Der Zufluss von Produktionsgeldern könnte viele der Städte und Regionen, die Projekte gewonnen haben, neu gestalten. Aber es bringt auch Herausforderungen mit sich. Unternehmen kämpfen mit Arbeitskräftemangel und einige Anwohner haben Angst vor den Veränderungen, die die Investitionen mit sich bringen werden. Die Bemühungen der Republikaner, die IRA aufzuheben, könnten unterdessen einige Projekte zum Scheitern bringen und den Kleinstädten schaden, die ihre Wirtschaft aufgrund der Aussicht auf eine Renaissance des verarbeitenden Gewerbes umgestaltet haben.

Ob der Fabrikausbau in den USA erfolgreich ist, wird zum Teil von Orten wie Blythewood bestimmt. Es ist zu einem Testfall dafür geworden, ob die Aussicht auf wirtschaftliche Chancen und Arbeitsplätze die Unterstützung für den Übergang zu erneuerbaren Energien festigen kann. Die Scout Motors-Fabrik liegt in einem Landkreis, der für Biden gestimmt hat, aber in einem Bundesstaat und Bezirk, der republikanisch geprägt ist.

„Das wird eine Transformation sein. . . Mit Scout sind wir fündig geworden“, sagte Jeff Ruble, Leiter der Wirtschaftsentwicklungsagentur des Landkreises, der mehrere Solar- und Batterieunternehmen umwarb, bevor er sich Scout Motors sicherte.

„Sie haben mich davon überzeugt, dass Elektrofahrzeuge der Weg in die Zukunft sind. . . Ich wäre nie rausgegangen und hätte mir eins gekauft, und jetzt werde ich der Erste in der Schlange für ein Scout-Fahrzeug sein“, sagte Ruble.

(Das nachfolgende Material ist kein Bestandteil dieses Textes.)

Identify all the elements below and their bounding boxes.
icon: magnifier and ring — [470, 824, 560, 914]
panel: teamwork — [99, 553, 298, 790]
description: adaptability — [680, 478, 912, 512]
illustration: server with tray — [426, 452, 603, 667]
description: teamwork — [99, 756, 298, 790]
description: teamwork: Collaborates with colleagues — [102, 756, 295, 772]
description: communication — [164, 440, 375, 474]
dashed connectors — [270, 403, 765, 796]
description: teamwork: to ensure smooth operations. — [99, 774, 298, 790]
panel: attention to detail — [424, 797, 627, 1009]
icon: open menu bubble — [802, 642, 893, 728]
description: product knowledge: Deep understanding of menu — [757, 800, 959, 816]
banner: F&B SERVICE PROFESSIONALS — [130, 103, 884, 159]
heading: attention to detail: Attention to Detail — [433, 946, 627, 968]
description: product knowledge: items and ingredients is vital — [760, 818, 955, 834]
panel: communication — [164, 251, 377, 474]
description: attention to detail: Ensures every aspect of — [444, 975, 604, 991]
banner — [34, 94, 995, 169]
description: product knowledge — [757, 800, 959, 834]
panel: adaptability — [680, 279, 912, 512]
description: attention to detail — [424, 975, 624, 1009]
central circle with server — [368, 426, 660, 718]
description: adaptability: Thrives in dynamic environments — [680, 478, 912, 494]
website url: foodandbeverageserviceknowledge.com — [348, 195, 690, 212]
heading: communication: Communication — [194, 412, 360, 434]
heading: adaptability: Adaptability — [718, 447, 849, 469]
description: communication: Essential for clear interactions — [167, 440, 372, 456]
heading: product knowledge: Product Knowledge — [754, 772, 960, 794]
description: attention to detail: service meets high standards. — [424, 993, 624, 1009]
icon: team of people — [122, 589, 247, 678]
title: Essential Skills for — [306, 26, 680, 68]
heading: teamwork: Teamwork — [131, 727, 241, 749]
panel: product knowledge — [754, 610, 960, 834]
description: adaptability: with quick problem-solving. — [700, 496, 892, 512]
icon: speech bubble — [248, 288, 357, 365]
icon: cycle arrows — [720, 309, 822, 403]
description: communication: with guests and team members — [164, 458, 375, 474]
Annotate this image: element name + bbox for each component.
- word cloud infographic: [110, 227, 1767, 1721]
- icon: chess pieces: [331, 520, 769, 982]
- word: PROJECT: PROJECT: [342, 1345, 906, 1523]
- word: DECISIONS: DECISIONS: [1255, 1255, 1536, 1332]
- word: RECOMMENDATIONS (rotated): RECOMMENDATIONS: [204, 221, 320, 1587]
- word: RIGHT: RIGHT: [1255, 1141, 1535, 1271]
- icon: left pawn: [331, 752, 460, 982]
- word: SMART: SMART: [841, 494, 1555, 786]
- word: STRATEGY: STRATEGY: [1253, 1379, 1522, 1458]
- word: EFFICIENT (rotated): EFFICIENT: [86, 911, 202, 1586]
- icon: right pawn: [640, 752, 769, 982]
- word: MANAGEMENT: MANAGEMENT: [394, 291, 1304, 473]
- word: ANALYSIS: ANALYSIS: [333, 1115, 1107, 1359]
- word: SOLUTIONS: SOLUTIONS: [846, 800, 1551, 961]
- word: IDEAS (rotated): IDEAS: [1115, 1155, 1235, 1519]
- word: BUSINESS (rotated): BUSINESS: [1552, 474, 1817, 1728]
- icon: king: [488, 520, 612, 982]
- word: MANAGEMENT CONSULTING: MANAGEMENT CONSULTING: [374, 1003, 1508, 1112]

Das Scout Motors-Werk plant, mehr als 4.000 Arbeiter in der Stadt und im angrenzenden Gebiet einzustellen. Die Wiederbelebung des SUV in einer elektrischen Form ist Teil der Strategie von Volkswagen, mit einer rein amerikanischen Marke mehr Marktanteile zu generieren und die Attraktivität von Elektrofahrzeugen zu steigern.

Die Bevölkerung von Blythewood, einst eine ländliche Stadt, die für ihre Baumwoll- und Indigoplantagen bekannt war, hat sich im letzten Jahrzehnt mehr als verdoppelt, da Staatsangestellte und Rentner auf der Suche nach einem ruhigeren und günstigeren Leben aufs Land strömten. Laut US-Volkszählungsdaten ist das mittlere Haushaltseinkommen mit 102.000 US-Dollar pro Jahr fast doppelt so hoch wie das des restlichen Landkreises.

Arbeiten an einem Straßenverbreiterungsprojekt in der Nähe des geplanten Scout Motors-Werks in Blythewood
Emanuel March (links), Victor Vidal und Ashley Ross arbeiten an einem Straßenverbreiterungsprojekt in der Nähe des geplanten Scout Motors-Werks in Blythewood © Sean Rayford/FT

Gegen die Fabrik gab es einige Gegenreaktionen von Rentnern und Bewohnern der Mittelschicht des Kreises, die befürchten, dass die Industrialisierung den südlichen Charme des Viertels zerstören würde.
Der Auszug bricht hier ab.